A sample K8ssandra deployment including Apache Cassandra and cass-operator:
Principle 3: Make observability easy
The three pillars of observable systems are logging, metrics, and tracing. Kubernetes provides a great starting point by exposing the logs of each container to third-party log aggregation solutions. Metrics and tracing require a bit more effort to implement, but there are multiple solutions available.
The K8ssandra project supports metrics collection using the kube-prometheus-stack. The Metrics Collector for Apache Cassandra (MCAC) is deployed as an agent on each Cassandra node, providing a dedicated metrics endpoint. A ServiceMonitor from the kube-prometheus-stack pulls metrics from each agent and stores them in Prometheus for use by Grafana or other visualization and analysis tools.
Principle 4: Make the default configuration secure
Kubernetes networking is secure by default: ports must be explicitly exposed in order to be accessed externally to a pod. This sets a useful precedent for database deployment, forcing us to think carefully about how each control plane and data plane interface will be exposed, and which interfaces should be exposed via a Kubernetes Service.
In Kassandra, CQL access is exposed as a service for each CassandraDatacenter resource, while APIs for management and metrics are accessed for individual Cassandra nodes by cass-operator and the Prometheus Service Monitor, respectively.

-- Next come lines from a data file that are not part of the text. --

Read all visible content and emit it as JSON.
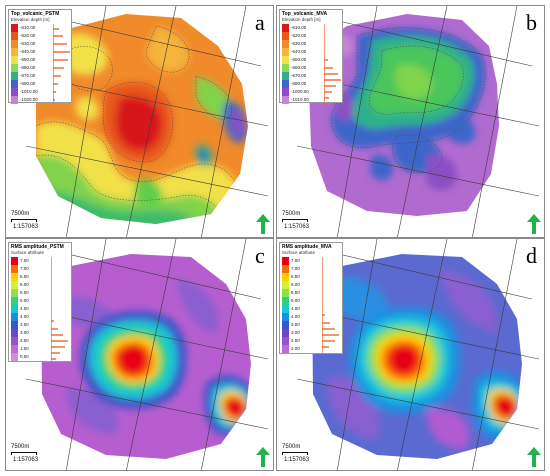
{
  "panels": [
    {
      "letter": "a",
      "legend_title": "Top_volcanic_PSTM",
      "legend_unit": "Elevation depth [m]",
      "legend_values": [
        "-610.00",
        "-620.00",
        "-630.00",
        "-640.00",
        "-650.00",
        "-660.00",
        "-670.00",
        "-680.00",
        "-1010.00",
        "-1020.00"
      ],
      "scale_label": "7500m",
      "scale_ratio": "1:157063"
    },
    {
      "letter": "b",
      "legend_title": "Top_volcanic_MVA",
      "legend_unit": "Elevation depth [m]",
      "legend_values": [
        "-610.00",
        "-620.00",
        "-630.00",
        "-640.00",
        "-650.00",
        "-660.00",
        "-670.00",
        "-680.00",
        "-1000.00",
        "-1010.00"
      ],
      "scale_label": "7500m",
      "scale_ratio": "1:157063"
    },
    {
      "letter": "c",
      "legend_title": "RMS amplitude_PSTM",
      "legend_unit": "Surface attribute",
      "legend_values": [
        "7.50",
        "7.00",
        "6.50",
        "6.00",
        "5.50",
        "5.00",
        "4.50",
        "4.00",
        "3.50",
        "3.00",
        "2.50",
        "1.50",
        "0.50"
      ],
      "scale_label": "7500m",
      "scale_ratio": "1:157063"
    },
    {
      "letter": "d",
      "legend_title": "RMS amplitude_MVA",
      "legend_unit": "Surface attribute",
      "legend_values": [
        "7.50",
        "7.00",
        "6.50",
        "6.00",
        "5.50",
        "5.00",
        "4.50",
        "4.00",
        "3.50",
        "3.00",
        "2.50",
        "2.00"
      ],
      "scale_label": "7500m",
      "scale_ratio": "1:157063"
    }
  ],
  "colors": {
    "depth_ramp": [
      "#d7191c",
      "#e8561f",
      "#f08a2a",
      "#f5b43b",
      "#f2e04a",
      "#b8e04a",
      "#5fcf4e",
      "#2fb08a",
      "#3d66c9",
      "#8a4fc4",
      "#c884d6"
    ],
    "amplitude_ramp": [
      "#e60012",
      "#ff6a00",
      "#ffd000",
      "#b7e53a",
      "#2fd17c",
      "#19c7d9",
      "#1a8fe0",
      "#3b55c8",
      "#7a49c2",
      "#b25ad0",
      "#d38be0"
    ],
    "north_arrow": "#22b24c",
    "seismic_line": "#3a3a3a"
  }
}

Kubernetes also provides facilities for secret management, including sharing encryption keys and configuring administrative accounts. K8ssandra deployments replace Cassandra’s default administrator account with a new administrator username and password.
Principle 5: Prefer declarative configuration
In the Kubernetes declarative approach, you specify the desired state of resources and controllers manipulate the underlying infrastructure in order to achieve that state. Cass-operator allows you to specify the desired number of nodes in a cluster, and manages the details of placing new nodes to scale up, and selecting which nodes to remove to scale down.
The next generation of operators should enable us to specify rules for stored data size, number of transactions per second, or both. Perhaps we’ll be able to specify maximum and minimum cluster sizes, and when to move less frequently used data to object storage.
The best designs draw on the wisdom of the community
Hopefully I’ve convinced you that Kubernetes is a great source of best practices for cloud-native database implementations, and the innovation continues. Solutions for federating Kubernetes clusters are still maturing, but will soon make it much simpler to manage multi-data center Cassandra clusters in Kubernetes. In the Cassandra community, we can work to make extensions for management and metrics a part of the core Apache project so that Cassandra is more naturally cloud-native for everyone, right out of the box.
If you’re excited at the prospect of cloud-native databases on Kubernetes, you’re not alone. A group of like-minded individuals and organizations has assembled as the Data on Kubernetes Community, which has hosted over 50 meetups in multiple languages since its inception last year. We’re grateful to MayaData for helping to start this community, and are excited to announce that DataStax has joined as a co-sponsor of the DoKC.
In more great news, the DoKC was accepted as an official CNCF community group, and hosted the first ever Data on Kubernetes Day as part of Kubecon/CloudNativeCon Europe on May 3. Rick Vasquez’s talk, “A Call for DBMS to Modernize on Kubernetes,” lays down a challenge to make the architectural changes required to become truly cloud native. Together, we’ll arrive at the best solutions through collaboration in open source communities like Kubernetes, Data on Kubernetes, Apache Cassandra, and K8ssandra. Let’s lead with code and keep talking!